Заиграл ноктюрн. Музыка текла сама, как лунный свет. Глубинная грусть, переполняющая каждый такт, грозила взорваться, увлекая в темную воронку; она вошла в резонанс с мрачными мыслями Арины. Кульминацией и откровенным катарсисом выглядело хрупкое умиротворение музыкальной грезы.
– Я думала об этом, мама. Но нельзя всё время думать только о себе, ты сама же так учила, – смиренно произнесла Таня, меняя ритм, – Андрей – взрослый мужчина, нельзя так долго мариновать его – мало ли, побочки по телу пойдут, нервные срывы, и всё такое.
– Ты что, издеваешься надо мной! – взорвалась Арина. – Он женатый мужик, на его сытой физиономии не наблюдается приближение каких-то там побочек!
– Эх, мама, мама… Видно ведь сразу, что у них с женой давно ничего нет. Их семья – просто фикция для отвода глаз. А ты сама чего так нервничаешь?
Арина вмиг собрала в порядок лицо и спокойно продолжила натиск:
– Получается, с чужими людьми договориться можно, а родная дочь меня уже не слушается, так получается?
– Я так и знала, что это ты спугнула его. Ты поступила эгоистично, хотя обвиняешь всё время меня в эгоизме.
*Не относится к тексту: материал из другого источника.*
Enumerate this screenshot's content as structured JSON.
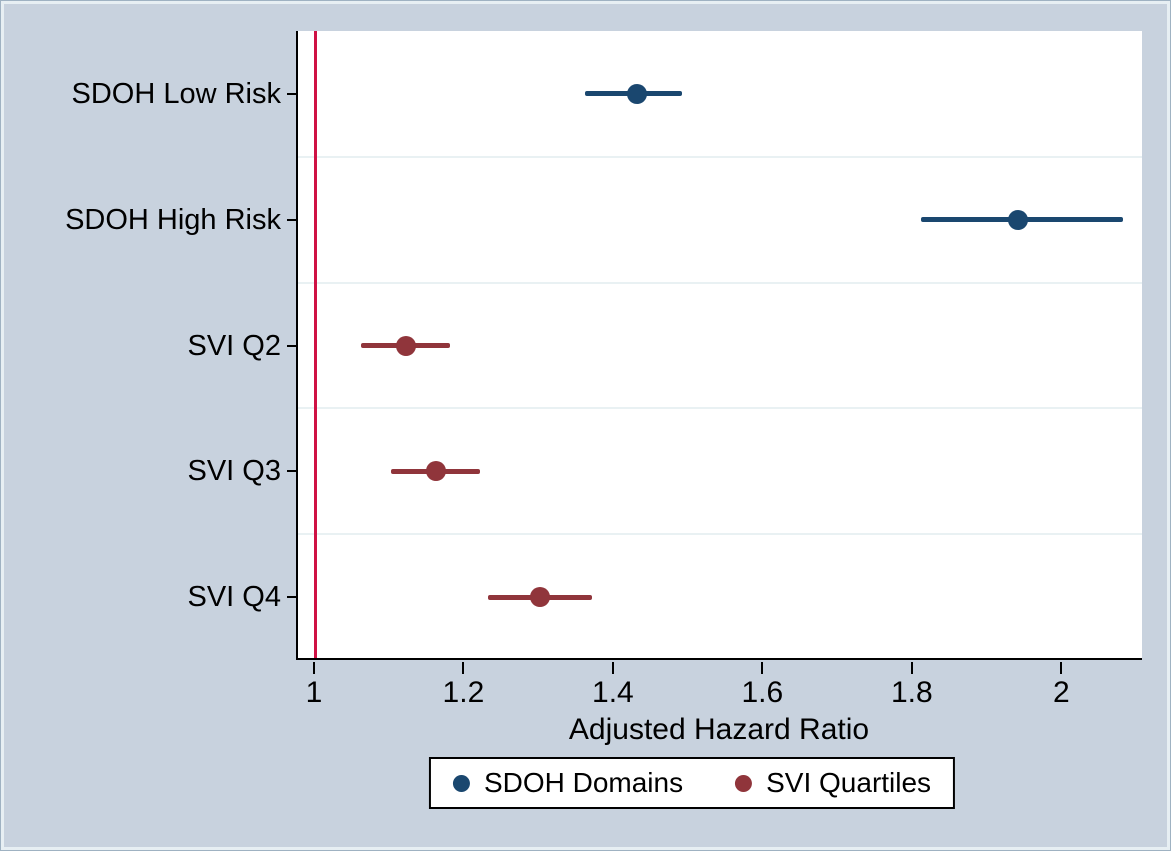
{
  "figure": {
    "bg": "#c8d2de",
    "border_light": "#e7eff3",
    "plot_bg": "#ffffff",
    "grid_color": "#e9f1f3",
    "axis_color": "#000000"
  },
  "chart_data": {
    "type": "scatter",
    "subtype": "forest-plot-dot-with-ci",
    "title": "",
    "xlabel": "Adjusted Hazard Ratio",
    "ylabel": "",
    "xlim": [
      0.976,
      2.108
    ],
    "xticks": [
      1,
      1.2,
      1.4,
      1.6,
      1.8,
      2
    ],
    "xtick_labels": [
      "1",
      "1.2",
      "1.4",
      "1.6",
      "1.8",
      "2"
    ],
    "refline_x": 1,
    "refline_color": "#cf1144",
    "grid": "horizontal-between-rows",
    "legend_position": "bottom-center",
    "categories": [
      "SDOH Low Risk",
      "SDOH High Risk",
      "SVI Q2",
      "SVI Q3",
      "SVI Q4"
    ],
    "points": [
      {
        "label": "SDOH Low Risk",
        "hr": 1.43,
        "ci_low": 1.36,
        "ci_high": 1.49,
        "series": "SDOH Domains"
      },
      {
        "label": "SDOH High Risk",
        "hr": 1.94,
        "ci_low": 1.81,
        "ci_high": 2.08,
        "series": "SDOH Domains"
      },
      {
        "label": "SVI Q2",
        "hr": 1.12,
        "ci_low": 1.06,
        "ci_high": 1.18,
        "series": "SVI Quartiles"
      },
      {
        "label": "SVI Q3",
        "hr": 1.16,
        "ci_low": 1.1,
        "ci_high": 1.22,
        "series": "SVI Quartiles"
      },
      {
        "label": "SVI Q4",
        "hr": 1.3,
        "ci_low": 1.23,
        "ci_high": 1.37,
        "series": "SVI Quartiles"
      }
    ],
    "series": [
      {
        "name": "SDOH Domains",
        "color": "#1a476f"
      },
      {
        "name": "SVI Quartiles",
        "color": "#90353b"
      }
    ]
  }
}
Как ты не можешь понять, что если парень с девушкой встречаются, то в скором времени у них возникает… как это сказать… близость, что ли.
– Неужели!? Это такая новость для меня, от изумления даже ноги подкашиваются…
– Да, мама, я чувствую, что уже не принадлежу сама себе…
Для пианистки настало время уединения. Он разговаривала и спорила сама с собой своей игрой в стремительном трепещущем звучании, самом естественном выраженье её творческой души. Наполненная ярким солнечным светом музыка, при этом нескрываемо личная лирика, звучала как страницы дневника, перенесенные на ноты.
– Понимаешь, мама… Я люблю его. Он столько сделал для меня. И я должна отблагодарить его.